Synthetic aperture radar (SAR) is prevalent in the remote sensing field but is difficult to interpret in human visual perception. Recently, SAR-to-optical (S2O) image conversion methods have provided a prospective solution for interpretation. However, since there is a huge domain difference between optical and SAR images, they suffer from low image quality and geometric distortion in the produced optical images. Motivated by the analogy between pixels during the S2O image translation and molecules in a heat field, Thermodynamics-inspired Network for SAR-to-Optical Image Translation (S2O-TDN) is proposed in this paper. Specifically, we design a Third-order Finite Difference (TFD) residual structure in light of the TFD equation of thermodynamics, which allows us to efficiently extract inter-domain invariant features and facilitate the learning of the nonlinear translation mapping. In addition, we exploit the first law of thermodynamics (FLT) to devise an FLT-guided branch that promotes the state transition of the feature values from the unstable diffusion state to the stable one, aiming to regularize the feature diffusion and preserve image structures during S2O image translation. S2O-TDN follows an explicit design principle derived from thermodynamic theory and enjoys the advantage of explainability. Experiments on the public SEN1-2 dataset show the advantages of the proposed S2O-TDN over the current methods with more delicate textures and higher quantitative results.

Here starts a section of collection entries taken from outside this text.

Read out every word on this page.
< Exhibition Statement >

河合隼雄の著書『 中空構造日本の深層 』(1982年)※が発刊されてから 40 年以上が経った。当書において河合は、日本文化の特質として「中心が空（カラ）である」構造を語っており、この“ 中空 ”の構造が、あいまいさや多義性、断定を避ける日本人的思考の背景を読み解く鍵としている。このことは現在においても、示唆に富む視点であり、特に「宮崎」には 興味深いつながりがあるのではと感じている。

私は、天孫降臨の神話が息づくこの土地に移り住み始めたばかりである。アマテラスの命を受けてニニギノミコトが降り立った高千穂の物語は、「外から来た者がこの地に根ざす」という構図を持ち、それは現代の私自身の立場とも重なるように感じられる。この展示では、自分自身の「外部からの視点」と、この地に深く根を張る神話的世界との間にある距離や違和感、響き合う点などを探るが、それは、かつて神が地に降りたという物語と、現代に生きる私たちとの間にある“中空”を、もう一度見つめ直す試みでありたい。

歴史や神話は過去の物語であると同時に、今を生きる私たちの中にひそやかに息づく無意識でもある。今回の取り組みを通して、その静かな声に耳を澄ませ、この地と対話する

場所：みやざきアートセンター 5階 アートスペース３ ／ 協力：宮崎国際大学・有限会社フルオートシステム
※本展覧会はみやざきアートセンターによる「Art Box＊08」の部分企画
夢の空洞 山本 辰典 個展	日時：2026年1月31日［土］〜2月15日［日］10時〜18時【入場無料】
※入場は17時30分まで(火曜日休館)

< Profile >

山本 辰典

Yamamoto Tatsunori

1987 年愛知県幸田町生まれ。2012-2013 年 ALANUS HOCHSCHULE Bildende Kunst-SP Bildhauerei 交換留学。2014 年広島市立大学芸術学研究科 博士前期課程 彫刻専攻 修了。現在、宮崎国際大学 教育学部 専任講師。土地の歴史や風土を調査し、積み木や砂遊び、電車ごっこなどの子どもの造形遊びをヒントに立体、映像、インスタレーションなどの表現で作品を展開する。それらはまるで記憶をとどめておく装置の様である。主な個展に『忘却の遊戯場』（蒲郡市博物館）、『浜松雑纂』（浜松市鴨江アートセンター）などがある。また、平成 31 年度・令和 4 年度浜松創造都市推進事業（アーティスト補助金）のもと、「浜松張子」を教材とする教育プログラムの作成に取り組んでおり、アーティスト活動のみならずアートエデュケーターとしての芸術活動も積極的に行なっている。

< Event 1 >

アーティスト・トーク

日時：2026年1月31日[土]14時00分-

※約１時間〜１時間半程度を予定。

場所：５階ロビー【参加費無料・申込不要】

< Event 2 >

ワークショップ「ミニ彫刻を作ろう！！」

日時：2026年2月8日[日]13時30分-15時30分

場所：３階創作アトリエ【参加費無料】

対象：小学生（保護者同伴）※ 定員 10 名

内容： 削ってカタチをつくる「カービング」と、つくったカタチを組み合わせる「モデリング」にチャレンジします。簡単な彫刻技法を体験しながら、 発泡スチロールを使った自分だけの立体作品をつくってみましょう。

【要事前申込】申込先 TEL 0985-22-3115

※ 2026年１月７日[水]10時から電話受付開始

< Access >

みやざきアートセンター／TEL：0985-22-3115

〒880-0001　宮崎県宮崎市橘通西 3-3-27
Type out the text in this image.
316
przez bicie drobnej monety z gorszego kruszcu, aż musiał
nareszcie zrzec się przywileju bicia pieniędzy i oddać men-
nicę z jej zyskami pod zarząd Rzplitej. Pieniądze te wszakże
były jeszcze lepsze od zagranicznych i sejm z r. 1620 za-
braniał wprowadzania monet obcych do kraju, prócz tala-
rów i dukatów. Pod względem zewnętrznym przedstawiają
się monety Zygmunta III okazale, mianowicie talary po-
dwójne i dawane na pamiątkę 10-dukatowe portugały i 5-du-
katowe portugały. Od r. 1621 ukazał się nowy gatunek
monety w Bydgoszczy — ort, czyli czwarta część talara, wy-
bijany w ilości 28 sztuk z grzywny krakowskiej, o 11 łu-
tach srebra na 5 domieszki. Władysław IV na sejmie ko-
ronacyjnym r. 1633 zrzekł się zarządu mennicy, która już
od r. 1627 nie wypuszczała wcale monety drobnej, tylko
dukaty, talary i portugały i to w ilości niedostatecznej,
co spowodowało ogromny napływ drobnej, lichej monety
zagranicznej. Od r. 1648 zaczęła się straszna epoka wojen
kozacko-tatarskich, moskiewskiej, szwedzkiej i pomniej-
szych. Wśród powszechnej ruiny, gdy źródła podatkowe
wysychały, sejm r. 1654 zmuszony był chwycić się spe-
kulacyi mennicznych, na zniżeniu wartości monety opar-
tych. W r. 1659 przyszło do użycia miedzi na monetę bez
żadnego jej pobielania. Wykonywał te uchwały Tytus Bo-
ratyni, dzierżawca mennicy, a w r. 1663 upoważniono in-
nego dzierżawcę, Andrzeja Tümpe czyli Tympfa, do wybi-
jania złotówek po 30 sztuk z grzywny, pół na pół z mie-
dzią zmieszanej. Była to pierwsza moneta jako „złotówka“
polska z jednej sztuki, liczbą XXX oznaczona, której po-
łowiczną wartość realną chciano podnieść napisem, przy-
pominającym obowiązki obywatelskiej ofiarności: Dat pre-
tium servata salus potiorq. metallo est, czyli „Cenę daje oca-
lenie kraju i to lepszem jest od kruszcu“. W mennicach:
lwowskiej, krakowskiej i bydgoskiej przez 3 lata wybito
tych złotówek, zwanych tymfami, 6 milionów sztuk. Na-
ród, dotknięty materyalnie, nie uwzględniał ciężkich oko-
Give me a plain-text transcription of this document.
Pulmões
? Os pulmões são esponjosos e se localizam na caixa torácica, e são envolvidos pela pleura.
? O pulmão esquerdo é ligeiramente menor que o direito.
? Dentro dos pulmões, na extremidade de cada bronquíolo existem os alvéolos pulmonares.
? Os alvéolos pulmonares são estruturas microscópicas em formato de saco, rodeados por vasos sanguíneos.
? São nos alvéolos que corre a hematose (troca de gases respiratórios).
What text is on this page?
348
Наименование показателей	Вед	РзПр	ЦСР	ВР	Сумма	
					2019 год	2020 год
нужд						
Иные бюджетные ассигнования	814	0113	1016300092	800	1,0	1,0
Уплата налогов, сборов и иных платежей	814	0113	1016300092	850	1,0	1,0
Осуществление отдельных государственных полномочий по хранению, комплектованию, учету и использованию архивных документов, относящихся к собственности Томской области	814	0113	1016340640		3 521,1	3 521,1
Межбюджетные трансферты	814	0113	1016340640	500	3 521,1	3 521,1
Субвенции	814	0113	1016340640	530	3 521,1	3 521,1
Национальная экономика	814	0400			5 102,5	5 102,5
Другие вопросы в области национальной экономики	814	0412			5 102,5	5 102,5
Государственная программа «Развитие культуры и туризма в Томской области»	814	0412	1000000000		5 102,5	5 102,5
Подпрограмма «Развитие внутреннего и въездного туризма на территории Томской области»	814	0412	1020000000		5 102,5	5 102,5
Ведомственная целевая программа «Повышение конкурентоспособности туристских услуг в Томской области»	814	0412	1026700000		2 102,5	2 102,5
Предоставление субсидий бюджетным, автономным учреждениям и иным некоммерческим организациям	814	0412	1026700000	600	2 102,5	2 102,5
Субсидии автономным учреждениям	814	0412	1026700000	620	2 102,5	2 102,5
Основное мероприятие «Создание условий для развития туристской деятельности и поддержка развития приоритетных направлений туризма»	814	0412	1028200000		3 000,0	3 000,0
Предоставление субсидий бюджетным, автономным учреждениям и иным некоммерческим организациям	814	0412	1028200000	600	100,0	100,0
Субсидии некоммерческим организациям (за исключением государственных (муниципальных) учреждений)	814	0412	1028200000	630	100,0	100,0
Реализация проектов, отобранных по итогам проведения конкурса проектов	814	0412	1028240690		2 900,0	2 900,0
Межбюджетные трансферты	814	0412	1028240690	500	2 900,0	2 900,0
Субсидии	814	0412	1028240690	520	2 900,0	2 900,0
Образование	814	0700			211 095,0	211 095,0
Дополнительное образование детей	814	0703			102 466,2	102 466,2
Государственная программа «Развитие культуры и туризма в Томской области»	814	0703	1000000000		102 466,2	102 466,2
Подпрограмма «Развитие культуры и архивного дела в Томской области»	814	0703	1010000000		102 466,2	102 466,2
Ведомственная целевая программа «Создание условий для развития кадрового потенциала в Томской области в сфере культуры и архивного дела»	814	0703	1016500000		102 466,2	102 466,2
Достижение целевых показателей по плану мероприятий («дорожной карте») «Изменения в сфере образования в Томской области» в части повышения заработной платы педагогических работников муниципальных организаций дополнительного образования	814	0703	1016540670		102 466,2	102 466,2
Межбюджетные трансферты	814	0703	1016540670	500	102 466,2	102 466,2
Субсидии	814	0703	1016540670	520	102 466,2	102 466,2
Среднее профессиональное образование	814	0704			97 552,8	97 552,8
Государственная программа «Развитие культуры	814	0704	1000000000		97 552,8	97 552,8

翻译：合成孔径雷达（SAR）在遥感领域应用广泛，但其图像难以通过人类视觉感知进行解译。近期，SAR到光学（S2O）图像转换方法为解译问题提供了前瞻性解决方案。然而，由于光学与SAR图像之间存在巨大的域差异，生成的图像常出现质量低下和几何畸变问题。受S2O图像翻译中像素行为与热场中分子运动相似性的启发，本文提出面向SAR到光学图像翻译的热力学启发网络（S2O-TDN）。具体而言，基于热力学三阶有限差分（TFD）方程，我们设计了TFD残差结构，可高效提取跨域不变特征并促进非线性翻译映射的学习。此外，利用热力学第一定律（FLT），我们构建了FLT引导分支，推动特征值从不稳定扩散状态向稳定状态转换，从而在S2O图像翻译过程中正则化特征扩散并保持图像结构。S2O-TDN遵循源自热力学理论的显式设计原则，具备可解释性优势。在公开SEN1-2数据集上的实验表明，所提出的S2O-TDN相比现有方法能生成更精细的纹理，并取得更优的定量结果。